I sat in the class and the teacher talked about the theme of aspiration—those things in life we aspire to do in order to achieve a certain outcome. In his talk, he explored the tendency that we all have as human beings to want to hold on tight to outcomes or conditions of our lives that feel pleasurable or good. Then, as we sat in meditation he guided us to noticing our orientation to the conditions of the mind, body, and spirit that come and go—those that are pleasant and those that are not. He encouraged us to greet the conditions equally, not trying to preserve or fight them but simply being with them. With all of my grand aspirations to get my meditation practice back on track so that I could feel more grounded, his teaching was a spot on reminder to hold my desires and expectations gently so that I may more easily embrace reality as I encounter it.

Even with these lessons in mind, on short walk home, I couldn’t help but feel proud of the fact that I had made it to class and glad that I was feeling so thoughtful and relaxed. As I approached my driveway, I slowly became aware of the stink of a skunk (a small animal that sprays a liquid with a terrible smell when threatened). I then saw a water hose and bottle of shampoo left out by our car. I began to piece the puzzle together, and as I turned the corner to see our front porch, there sat my husband with our wet dog tethered to him. My husband looked despairing and the dog seemed to share the sentiment.

My relaxed, contemplative state of being was certainly being tested, and my expectations of a relaxing evening had quickly been killed.

Our dog had been sprayed by the skunk directly into her mouth. She had then dashed into the house with skunk-stink saliva dripping all over the floors. Needless to say, we had a bit of a problem on our hands. I calmly opened the front door to figure out how best I could help, and the smell in the house was beyond anything tolerable—so strong that truly it felt hard to breath. My relaxed, contemplative state of being was certainly being tested, and my expectations of a relaxing evening had quickly been killed. We set about getting supplies to wash the dog and the floors. We spent nearly two hours de-skunking. But the stink, while perhaps diminishing a bit, stayed. It stayed on the dog, in the house, and on us.

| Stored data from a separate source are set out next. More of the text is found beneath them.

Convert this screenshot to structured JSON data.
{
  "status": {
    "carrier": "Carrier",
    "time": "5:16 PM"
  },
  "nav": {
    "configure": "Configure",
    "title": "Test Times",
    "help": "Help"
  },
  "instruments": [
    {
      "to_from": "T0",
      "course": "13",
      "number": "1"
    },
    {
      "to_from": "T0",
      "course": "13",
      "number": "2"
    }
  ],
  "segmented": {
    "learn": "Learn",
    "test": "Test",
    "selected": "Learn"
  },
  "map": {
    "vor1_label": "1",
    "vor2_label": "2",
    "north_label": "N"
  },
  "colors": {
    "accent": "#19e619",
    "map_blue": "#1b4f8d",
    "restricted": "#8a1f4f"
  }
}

The next day, my son got on the bus to school only to be greeted by his friend who promptly said, “Yuck, you smell like skunk.” Generally speaking, we all were surrounded by the smell and truly pitied ourselves for being in the situation. Eventually, we decided to take her to the groomer to let the professionals de-skunk her. With joy, I picked her up proud that we had invested in a permanent solution. And for a while it seemed we had succeeded in our de-skunking mission, that is until she splashed herself with water from her drinking bowl and the stink came out again. Yesterday it rained, and the stink persists a week later!

Asking the questions has helped me cultivate greater awareness of what is going on within me in regards to the skunk challenge of the past week.

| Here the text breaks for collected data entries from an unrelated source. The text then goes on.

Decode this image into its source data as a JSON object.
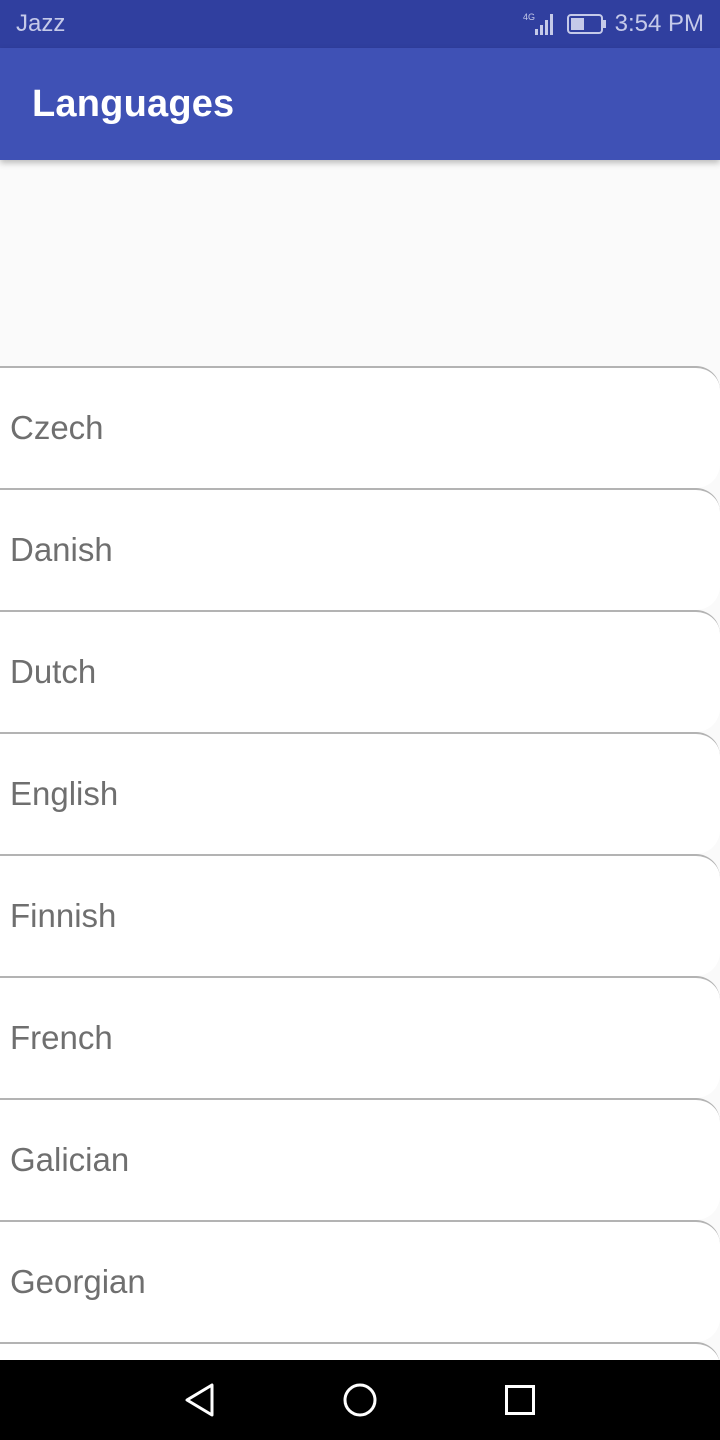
{
  "status_bar": {
    "carrier": "Jazz",
    "network_type": "4G",
    "time": "3:54 PM",
    "icons": [
      "signal-icon",
      "battery-icon"
    ]
  },
  "app_bar": {
    "title": "Languages"
  },
  "languages": [
    {
      "label": "Czech"
    },
    {
      "label": "Danish"
    },
    {
      "label": "Dutch"
    },
    {
      "label": "English"
    },
    {
      "label": "Finnish"
    },
    {
      "label": "French"
    },
    {
      "label": "Galician"
    },
    {
      "label": "Georgian"
    }
  ],
  "nav_bar": {
    "icons": [
      "back-icon",
      "home-icon",
      "recents-icon"
    ]
  },
  "colors": {
    "status_bar": "#303f9f",
    "app_bar": "#3f51b5",
    "list_text": "#6f6f6f",
    "divider": "#b3b3b3"
  }
}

So, this experience got me wondering about how we as humans confront persistent problems. What are the interior orientations we need as individuals when approaching persistent challenges? How do we avoid getting stuck in despair or frustration? And most importantly, how do we aspire to change while accepting the reality of the process of change?

I’m not sure I have answers, but I have determined that the questions are important. Asking the questions has helped me cultivate greater awareness of what is going on within me in regards to the skunk challenge of the past week. And, with that awareness, last Friday, I noticed that I’ve stopped clinging to my frustration with the smell. I’ve stopped wanting to go back in time to change the circumstances of the present moment. I still notice the smell, am aware that frustration emerges, and am resolved to continuing to wash the dog, but I’ve stopped spinning on the thoughts and therefore the frustration passes quickly. This is mindfulness.

And, so I ask you:

Are there conditions of your environment that feel difficult and persistent? 

How might this story relate to the experiences you are having with those conditions? 

What questions can you ask about your interior orientation to these experiences?

What are the expectations or desired outcomes that you are seeking... and could you hold them more gently?

How might some combination of effort and mindfulness help you as you pursue the changes you wish to see?